Cesar komt voorbij met een aluminium blik aan een lange stok. Vanmorgen dweilde hij de patio op de plek waar ik nu zit te werken. Terwijl hij onder deze tafel dweilde, zong hij over de liefde. Nosotros no somos analphabeticos en el amor (wij zijn geen analfabeten in de liefde), zei ik tegen Cesar uit Iquitos, Peru. Hij lachte verlegen naar Adam en mij, toen we hem en zijn vriendin aankeken terwijl zij elkaar kusten.
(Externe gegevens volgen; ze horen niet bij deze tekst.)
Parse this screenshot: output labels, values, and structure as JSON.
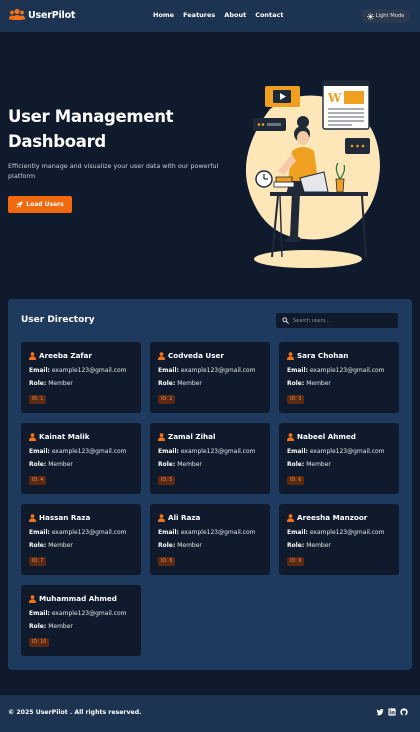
{
  "brand": {
    "name": "UserPilot",
    "icon": "users-icon",
    "accent": "#f97316"
  },
  "nav": {
    "links": [
      "Home",
      "Features",
      "About",
      "Contact"
    ],
    "mode_label": "Light Mode",
    "mode_icon": "sun-icon"
  },
  "hero": {
    "title": "User Management Dashboard",
    "subtitle": "Efficiently manage and visualize your user data with our powerful platform",
    "button_label": "Load Users",
    "button_icon": "rocket-icon",
    "illustration": "woman-working-at-laptop-illustration"
  },
  "directory": {
    "title": "User Directory",
    "search_placeholder": "Search users...",
    "email_label": "Email:",
    "role_label": "Role:",
    "users": [
      {
        "name": "Areeba Zafar",
        "email": "example123@gmail.com",
        "role": "Member",
        "id": "ID: 1"
      },
      {
        "name": "Codveda User",
        "email": "example123@gmail.com",
        "role": "Member",
        "id": "ID: 2"
      },
      {
        "name": "Sara Chohan",
        "email": "example123@gmail.com",
        "role": "Member",
        "id": "ID: 3"
      },
      {
        "name": "Kainat Malik",
        "email": "example123@gmail.com",
        "role": "Member",
        "id": "ID: 4"
      },
      {
        "name": "Zamal Zihal",
        "email": "example123@gmail.com",
        "role": "Member",
        "id": "ID: 5"
      },
      {
        "name": "Nabeel Ahmed",
        "email": "example123@gmail.com",
        "role": "Member",
        "id": "ID: 6"
      },
      {
        "name": "Hassan Raza",
        "email": "example123@gmail.com",
        "role": "Member",
        "id": "ID: 7"
      },
      {
        "name": "Ali Raza",
        "email": "example123@gmail.com",
        "role": "Member",
        "id": "ID: 8"
      },
      {
        "name": "Areesha Manzoor",
        "email": "example123@gmail.com",
        "role": "Member",
        "id": "ID: 9"
      },
      {
        "name": "Muhammad Ahmed",
        "email": "example123@gmail.com",
        "role": "Member",
        "id": "ID: 10"
      }
    ]
  },
  "footer": {
    "copyright": "© 2025 UserPilot . All rights reserved.",
    "social_icons": [
      "twitter-icon",
      "linkedin-icon",
      "github-icon"
    ]
  },
  "colors": {
    "page_bg": "#0f1b2d",
    "nav_bg": "#1d3352",
    "panel_bg": "#1e3a5f",
    "card_bg": "#0f1b2d",
    "accent": "#f0690f"
  }
}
Hoe verkwikkend om bij zonsopgang vogels en hanen hun lied van het licht te horen zingen, een ode aan de zon, zoals bij het vallen van de avond opnieuw gebeurt. De enige plek in Nederland waar voor ons de natuur volop voelbaar is, is de boerderij: de frisse lucht, de zon, het water achter de dijk. Ik verlang terug te gaan naar dit huis en die plek. Ik wil zijn omgeving verder verfraaien en het huis meer in verbinding brengen met zijn directe omgeving.
Om 13.30 vliegen Adam en ik over de Amazone naar Manaus. In Tabatinga heerst cholera. Het risico van besmetting wordt te groot. In het kantoor van de luchtvaartmaatschappij stond een man naast ons met eenzelfde paspoort als het onze: een Europees paspoort, het zijne Frans; het onze Nederlands. Hier zijn we Europeanen!
We hebben zeven dagen en nachten op de Rio Solimoês gevaren, rustig stroomopwaarts met een cargo voedsel, bedden, TV’s tot en met een motorfiets en betonmolen. Nu vliegen we dezelfde afstand in enkele uren. Hoe bizar; hoe verschillend in ruimte-tijd ervaring.

Hotel Rio Branco, Rua dos Andrados
Manaus – Amazonas, 21 april

Ik heb op deze zondagmorgen de titel voor mijn ruimte-tijd boek ‘gevonden’, terwijl Adam nog slaapt zoals alleen een jonge Griekse held uit de tijd van Homerus kan slapen: mooi en onschuldig, zich niet bewust van zijn kunnen.
De titel: Mirrors of Space and Time – some observations about the relationship between space-time meanings, lifestyles and architecture, 1400-2000.